Born in Wales, Canadian artist Arthur John Ensor studied at the Accademia di Belle Arti in Florence, Italy. He then studied in England, at the Polytechnic School of Art in London and at the Royal College of Art, before graduating with two diplomas; in Mural Painting and in Art History, from the University of London.
From 1930 to 1931 he worked as an artist for the Empire Marketing Board in London. After a trip through Africa, Ensor returned to London, where he worked as an industrial designer for Imperial Chemical Industries from 1935 to 1937. In 1939 he visited family in Victoria, British Columbia. He stayed there to paint before returning to Europe, where he was an official War Artist until 1946 for the British Ministry of Information.
He returned to Canada in 1948, settling in Toronto where he established his office, the Ensor Industrial Design Association. In 1964 he moved to Ottawa, where he became a design consultant for the Department of Industry, Trade and Commerce, and was also a co-owner of the Wells Gallery.
In 1967, ‘Summers Store’ was chosen for the 50 cent stamp to celebrate Canada’s Centennial. Here, Ensor depicts the snow covered rail alongside grain elevators, those ubiquitous prairie icons, their bright colour muted by the prairie sized grey sky. The Victoria Daily Times remarked that it was “…a little surprising to find that an Englishman has expressed Canada in paint with such vigor and sense of vastness, a feeling for the character of the country, its people and activities, scarcely excelled by any native born Canadian.”
Ensor completed a portfolio of 150 paintings, 90 of which were purchased years later by Esso Resources for their Permanent Collection. Ensor also completed an impressive series of industrial paintings, murals and illustrations for the London Science Museum in England, the Empire Marketing Board, Shell Corporation, Rhodesian Railways and Imperial Airways.

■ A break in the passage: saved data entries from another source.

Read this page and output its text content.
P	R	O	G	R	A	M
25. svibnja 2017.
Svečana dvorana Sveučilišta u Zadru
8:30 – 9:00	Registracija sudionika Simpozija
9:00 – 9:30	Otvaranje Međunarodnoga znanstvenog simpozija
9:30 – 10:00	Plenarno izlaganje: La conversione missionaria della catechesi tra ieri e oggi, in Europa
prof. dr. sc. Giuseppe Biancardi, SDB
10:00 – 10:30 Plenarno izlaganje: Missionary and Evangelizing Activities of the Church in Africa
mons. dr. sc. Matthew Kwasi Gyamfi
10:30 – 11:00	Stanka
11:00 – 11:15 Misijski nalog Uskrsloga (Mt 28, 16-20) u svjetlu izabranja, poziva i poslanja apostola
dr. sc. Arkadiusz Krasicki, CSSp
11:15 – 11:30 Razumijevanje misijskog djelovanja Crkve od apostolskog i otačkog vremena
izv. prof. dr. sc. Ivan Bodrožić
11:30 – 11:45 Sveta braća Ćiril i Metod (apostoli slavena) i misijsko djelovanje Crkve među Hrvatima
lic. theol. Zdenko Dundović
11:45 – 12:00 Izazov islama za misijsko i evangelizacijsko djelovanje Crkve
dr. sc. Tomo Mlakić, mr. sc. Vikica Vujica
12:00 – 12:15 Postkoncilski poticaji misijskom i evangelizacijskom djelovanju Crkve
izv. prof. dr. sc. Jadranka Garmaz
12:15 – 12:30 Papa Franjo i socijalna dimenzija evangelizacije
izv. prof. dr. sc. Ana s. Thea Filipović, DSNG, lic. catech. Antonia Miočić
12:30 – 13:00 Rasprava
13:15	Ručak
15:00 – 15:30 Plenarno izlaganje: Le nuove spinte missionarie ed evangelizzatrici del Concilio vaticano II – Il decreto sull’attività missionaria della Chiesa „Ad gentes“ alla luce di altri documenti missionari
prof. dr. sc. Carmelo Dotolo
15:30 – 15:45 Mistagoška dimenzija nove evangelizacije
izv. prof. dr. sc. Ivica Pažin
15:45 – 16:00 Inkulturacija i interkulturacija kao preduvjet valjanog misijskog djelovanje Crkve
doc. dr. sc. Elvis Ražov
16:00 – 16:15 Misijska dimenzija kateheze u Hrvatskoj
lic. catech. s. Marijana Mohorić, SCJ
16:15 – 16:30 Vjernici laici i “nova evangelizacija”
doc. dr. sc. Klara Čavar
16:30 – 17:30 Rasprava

His affiliations included the Society of Industrial Artists of Great Britain; the Association of Canadian Industrial Designers and the Royal Canadian Academy. Ensor exhibited widely, and is represented in numerous private and public collections, including the National Gallery of Canada, the London Ontario Regional Art and Historical Museum, the Canadian War Museum in Ottawa and the Imperial War Museum and the British Museum in London.